Es hatte beinahe den Anschein, als wolle eine Unterhaltung in Gang kommen. So leicht gingen die Worte hin und her. Da aber runzelte der General die Stirn, irgendein Gedanke war ihm durch den Kopf gegangen.
Schweigen. Jakob wechselte die Teller. Die Miene des Generals drückte deutlich den Wunsch aus, nicht mehr gestört zu werden.
Plötzlich hob er das Gesicht vom Teller und richtete den Blick voll auf Ruth. Ohne Zweifel, sie sah verändert aus! Daß es ihm erst heute auffiel? Sie trug auch eine andere Frisur, einen einfachen Knoten, der ziemlich tief im Nacken lag. Es sah aus, als habe sie soeben die Haare gewaschen und die Frisur rasch aufgesteckt. Diese Frisur mißfiel dem General, sie verriet geringe Sorgfalt. Wie gewöhnlich war ein Lächeln über Ruths Gesicht gebreitet, und besonders die langen Brauen, die über den Wangen schwebten, lächelten. Oh, wie genau kannte der General dieses Gesicht und dieses Lächeln!
Es war das Gesicht ihrer Mutter und das Lächeln ihrer Mutter.

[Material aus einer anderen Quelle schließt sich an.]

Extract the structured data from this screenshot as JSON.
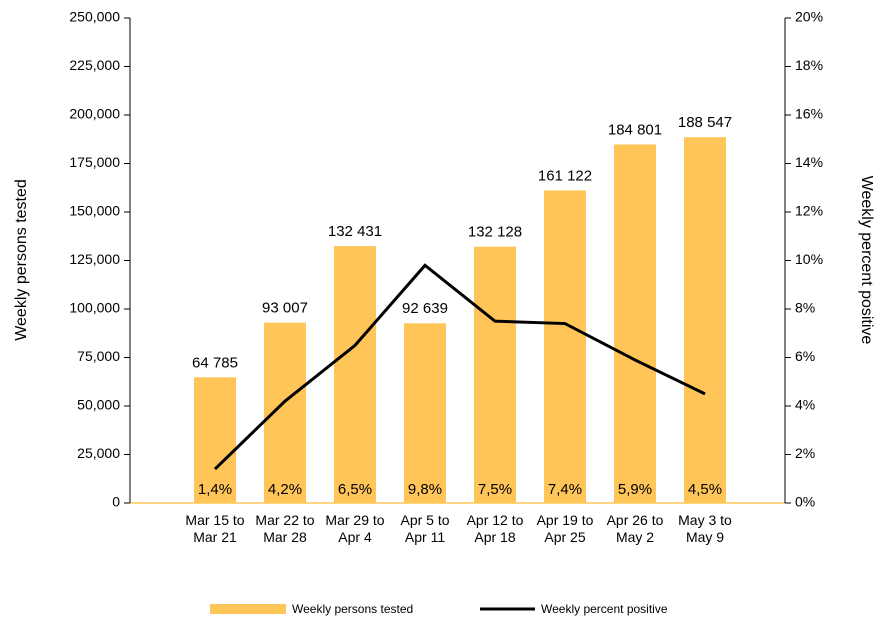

Dies war einer der Gründe, weshalb der General es vermied, in das Gesicht seiner Tochter zu blicken.
Ruth hob den Blick, und für eine Sekunde waren ihre Augen auf ihn gerichtet. Auch diese Augen kannte er genau, zu genau: sanft, schimmernd, schwärmerisch — aber, ein Nichts, und die Schwärmerei wandelte sich in Hysterie.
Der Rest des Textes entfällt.